Training and professional competence
Before administering IV therapy in a patient's home, nurses must be appropriately trained and have their competencies signed off (per local policy). If cannulas are used as IV access, the nurse also needs to be competent in cannulation. O'Hanlon et al (2008) recommend that nurses receive training dedicated for home IV therapy because it is such a different environment. Generic IV training usually focuses on hospital IV administration.
The NMC (2018) requires that nurses be appropriately trained before practicing a new task and that they work within their own competencies. The author's own trust requires that a nurse observes three home IV therapies and then performs three home IV therapies safely under supervision before practicing it themselves. In the past, the author has taken advantage of this ‘sign-off’ period to train colleagues in the difference between home IV therapy and it being carried out in hospital, thereby tailoring training to the needs of delivering home IV therapy.
The Resuscitation Council (UK) (2012) recommends at all clinical staff who administer parenteral medications receive anaphylaxis training. This is particularly important in the case of home IV therapy because nurses are away from a clinical environment and do not have access to support.
Conclusion
Home IV therapy can be very helpful for patients, and there is no evidence that it poses any greater risk to them than therapy received in a clinical environment does.

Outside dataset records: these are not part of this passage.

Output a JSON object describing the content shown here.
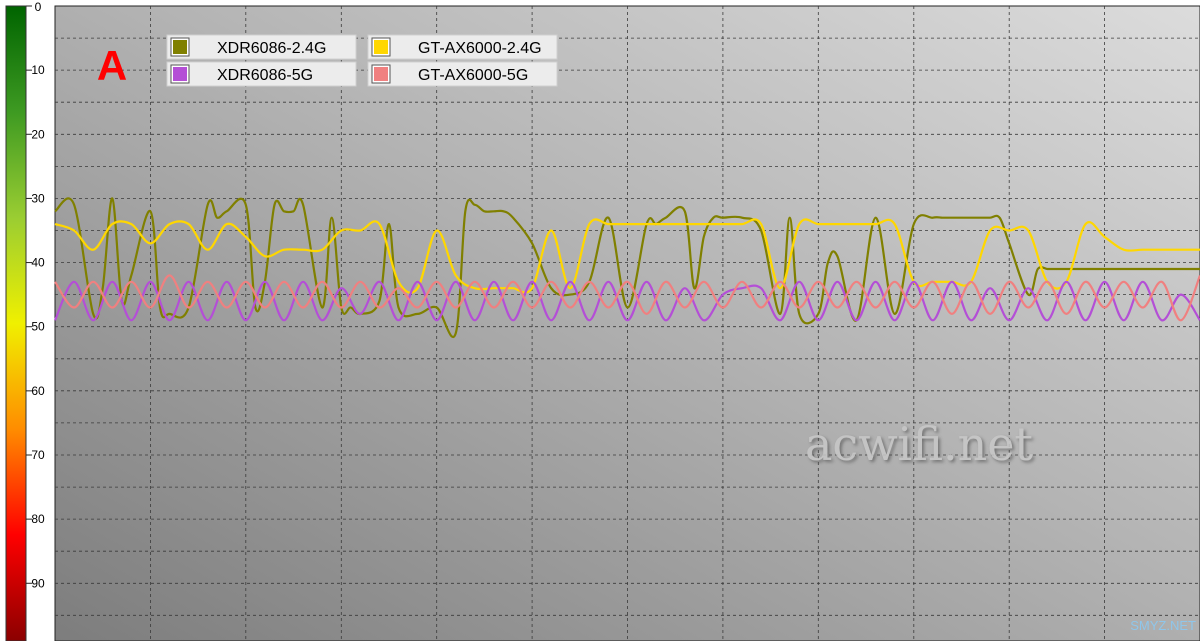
{
  "chart_data": {
    "type": "line",
    "panel_label": "A",
    "y_axis": {
      "range": [
        0,
        99
      ],
      "inverted": true,
      "tick_labels": [
        "0",
        "10",
        "20",
        "30",
        "40",
        "50",
        "60",
        "70",
        "80",
        "90"
      ],
      "color_scale": [
        "#006400",
        "#3e9a22",
        "#9acd32",
        "#f0f000",
        "#ff8c00",
        "#ff0000",
        "#8b0000"
      ]
    },
    "x_axis": {
      "range": [
        0,
        60
      ],
      "tick_labels": []
    },
    "grid": true,
    "legend_position": "top-left",
    "series": [
      {
        "name": "XDR6086-2.4G",
        "color": "#808000",
        "x": [
          0,
          1,
          2,
          2.5,
          3,
          3.5,
          4,
          5,
          5.5,
          6,
          7,
          8,
          8.5,
          9,
          10,
          10.5,
          11,
          11.5,
          12,
          12.5,
          13,
          14,
          14.5,
          15,
          15.5,
          16,
          17,
          17.5,
          18,
          19,
          20,
          21,
          21.5,
          22,
          22.5,
          23,
          23.5,
          24,
          25,
          26,
          27,
          28,
          29,
          30,
          31,
          31.5,
          32,
          33,
          33.5,
          34,
          34.5,
          35,
          36,
          37,
          38,
          38.5,
          39,
          40,
          40.5,
          41,
          42,
          43,
          44,
          45,
          46,
          46.5,
          47,
          48,
          48.5,
          49,
          49.5,
          50,
          51,
          51.5,
          52,
          52.5,
          53,
          54,
          55,
          56,
          57,
          57.5,
          58,
          59,
          60
        ],
        "values": [
          32,
          31,
          48,
          44,
          30,
          46,
          42,
          32,
          47,
          48,
          47,
          31,
          33,
          32,
          31,
          47,
          43,
          31,
          32,
          32,
          31,
          47,
          33,
          47,
          47,
          48,
          46,
          34,
          47,
          48,
          47,
          51,
          32,
          31,
          32,
          32,
          32,
          33,
          37,
          44,
          45,
          43,
          33,
          47,
          34,
          34,
          33,
          32,
          44,
          36,
          33,
          33,
          33,
          35,
          48,
          33,
          48,
          48,
          40,
          39,
          49,
          33,
          48,
          34,
          33,
          33,
          33,
          33,
          33,
          33,
          33,
          37,
          45,
          41,
          41,
          41,
          41,
          41,
          41,
          41,
          41,
          41,
          41,
          41,
          41
        ]
      },
      {
        "name": "GT-AX6000-2.4G",
        "color": "#ffd700",
        "x": [
          0,
          1,
          2,
          3,
          4,
          5,
          6,
          7,
          8,
          9,
          10,
          11,
          12,
          13,
          14,
          15,
          16,
          17,
          18,
          19,
          20,
          21,
          22,
          23,
          23.5,
          24,
          25,
          26,
          27,
          28,
          29,
          30,
          31,
          32,
          33,
          34,
          35,
          36,
          37,
          38,
          39,
          40,
          41,
          42,
          43,
          44,
          45,
          46,
          47,
          48,
          49,
          50,
          51,
          52,
          53,
          54,
          55,
          56,
          57,
          58,
          59,
          60
        ],
        "values": [
          34,
          35,
          38,
          34,
          34,
          37,
          34,
          34,
          38,
          34,
          36,
          39,
          38,
          38,
          38,
          35,
          35,
          34,
          43,
          44,
          35,
          42,
          44,
          44,
          44,
          44,
          44,
          35,
          44,
          34,
          34,
          34,
          34,
          34,
          34,
          34,
          34,
          34,
          34,
          44,
          34,
          34,
          34,
          34,
          34,
          34,
          43,
          43,
          43,
          43,
          35,
          35,
          35,
          43,
          43,
          34,
          36,
          38,
          38,
          38,
          38,
          38
        ]
      },
      {
        "name": "XDR6086-5G",
        "color": "#b44fd6",
        "x": [
          0,
          1,
          2,
          3,
          4,
          5,
          6,
          7,
          8,
          9,
          10,
          11,
          12,
          13,
          14,
          15,
          16,
          17,
          18,
          19,
          20,
          21,
          22,
          23,
          24,
          25,
          26,
          27,
          28,
          29,
          30,
          31,
          32,
          33,
          34,
          35,
          36,
          37,
          38,
          39,
          40,
          41,
          42,
          43,
          44,
          45,
          46,
          47,
          48,
          49,
          50,
          51,
          52,
          53,
          54,
          55,
          56,
          57,
          58,
          59,
          60
        ],
        "values": [
          49,
          43,
          49,
          43,
          49,
          43,
          49,
          43,
          49,
          43,
          49,
          43,
          49,
          43,
          49,
          44,
          48,
          43,
          49,
          43,
          49,
          43,
          49,
          43,
          49,
          43,
          49,
          43,
          49,
          43,
          49,
          43,
          49,
          44,
          49,
          45,
          44,
          44,
          49,
          43,
          49,
          43,
          49,
          43,
          49,
          43,
          49,
          43,
          49,
          44,
          49,
          44,
          49,
          43,
          49,
          43,
          49,
          43,
          49,
          45,
          49
        ]
      },
      {
        "name": "GT-AX6000-5G",
        "color": "#f08080",
        "x": [
          0,
          1,
          2,
          3,
          4,
          5,
          6,
          7,
          8,
          9,
          10,
          11,
          12,
          13,
          14,
          15,
          16,
          17,
          18,
          19,
          20,
          21,
          22,
          23,
          24,
          25,
          26,
          27,
          28,
          29,
          30,
          31,
          32,
          33,
          34,
          35,
          36,
          37,
          38,
          39,
          40,
          41,
          42,
          43,
          44,
          45,
          46,
          47,
          48,
          49,
          50,
          51,
          52,
          53,
          54,
          55,
          56,
          57,
          58,
          59,
          60
        ],
        "values": [
          43,
          47,
          43,
          47,
          43,
          47,
          42,
          47,
          43,
          47,
          43,
          47,
          43,
          47,
          43,
          47,
          43,
          47,
          44,
          47,
          43,
          47,
          43,
          47,
          43,
          47,
          43,
          47,
          43,
          47,
          43,
          48,
          43,
          47,
          43,
          47,
          43,
          47,
          43,
          47,
          43,
          47,
          43,
          47,
          43,
          47,
          43,
          48,
          43,
          48,
          43,
          47,
          43,
          48,
          43,
          47,
          43,
          47,
          43,
          49,
          42
        ]
      }
    ]
  },
  "watermark": "acwifi.net",
  "corner_mark": "SMYZ.NET"
}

With the appropriate training, competencies and time allocated, community nurses should not hesitate to taken on administration of home IV therapy. Time should always be taken with the preparation, administration and evaluation of home IV therapy, and infection control principles should always be at the heart of the procedure. Home IV therapy can also give a community nurse time to get to know the patient and their concerns, possibly enabling them to better meet their patient's needs.